Unlike the social movements of the past, the climate movement has been (almost) entirely non-violent. It’s rather shocking how peaceful the climate movement has been given the threat on the horizon should the movement fail. Maybe it’s time for the climate movement to learn from the history of those who have come before it and reestablish a multi-pronged approach to liberation. In other words, I’m advocating for a re-examination of how exactly the climate movement plans to achieve its goals. When the system we are fighting is global in scale, and when the fight is for the lives of billions, adding additional prongs of the movement that focus on different, increasingly destructive means does not sound outrageous. Establishing more tactical, disruptive and destructive arms to the climate movement that target the actual means of polluting (e.g., blowing up gas pipelines and slashing the tires of SUVs) makes the asks and demands of non-violent climate activists appear more “reasonable.”
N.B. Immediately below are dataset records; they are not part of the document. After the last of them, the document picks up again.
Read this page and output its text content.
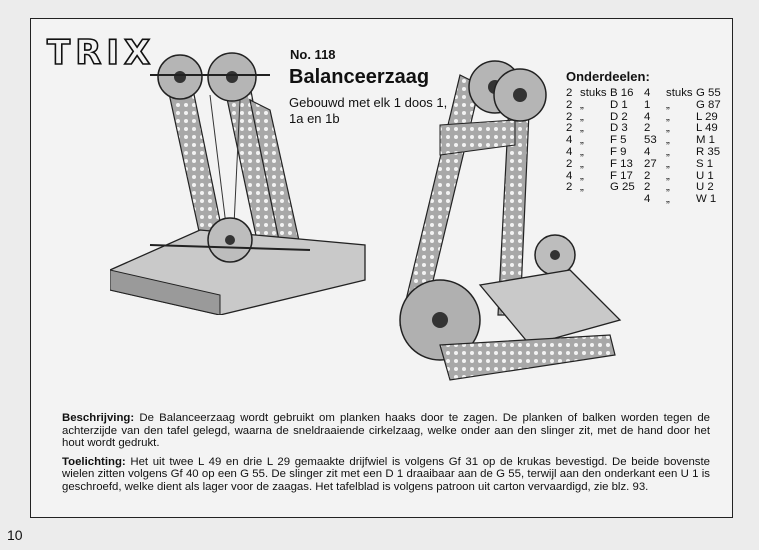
TRIX	No. 118
Balanceerzaag
Gebouwd met elk 1 doos 1, 1a en 1b
Onderdeelen:
2 stuks B 16 4 stuks G 55
2 „ D 1 1 „ G 87
2 „ D 2 4 „ L 29
2 „ D 3 2 „ L 49
4 „ F 5 53 „ M 1
4 „ F 9 4 „ R 35
2 „ F 13 27 „ S 1
4 „ F 17 2 „ U 1
2 „ G 25 2 „ U 2
4 „ W 1

Beschrijving: De Balanceerzaag wordt gebruikt om planken haaks door te zagen. De planken of balken worden tegen de achterzijde van den tafel gelegd, waarna de sneldraaiende cirkelzaag, welke onder aan den slinger zit, met de hand door het hout wordt gedrukt.

Toelichting: Het uit twee L 49 en drie L 29 gemaakte drijfwiel is volgens Gf 31 op de krukas bevestigd. De beide bovenste wielen zitten volgens Gf 40 op een G 55. De slinger zit met een D 1 draaibaar aan de G 55, terwijl aan den onderkant een U 1 is geschroefd, welke dient als lager voor de zaagas. Het tafelblad is volgens patroon uit carton vervaardigd, zie blz. 93.

10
The argument has been made, however, that these more destructive measures are likely to simply result in personal consequences to the perpetrators, like being jailed, and political consequences for the movement writ large. Acknowledging these risks is necessary; however, to accept them as motivation against escalation would be akin to laying down and simply accepting the worst projections of planetary warming. The United States, one of the countries most historically responsible for our current warming trajectory, changes its commitments to meeting climate goals every 2-4 years with political administrative turnover. Expecting the standard political process to suddenly listen to the climate warnings that have been dire for decades is akin to waiting for hell to freeze over.
The current strategy has only brought us so far, and for every additional pipe put in the ground and every tree that comes tumbling down, we get further and further away from preventing the worst of climate change to befall us. If now is not the time to add on to the repertoire of tactics used by the climate movement, then when will be? Perhaps after the next pandemic.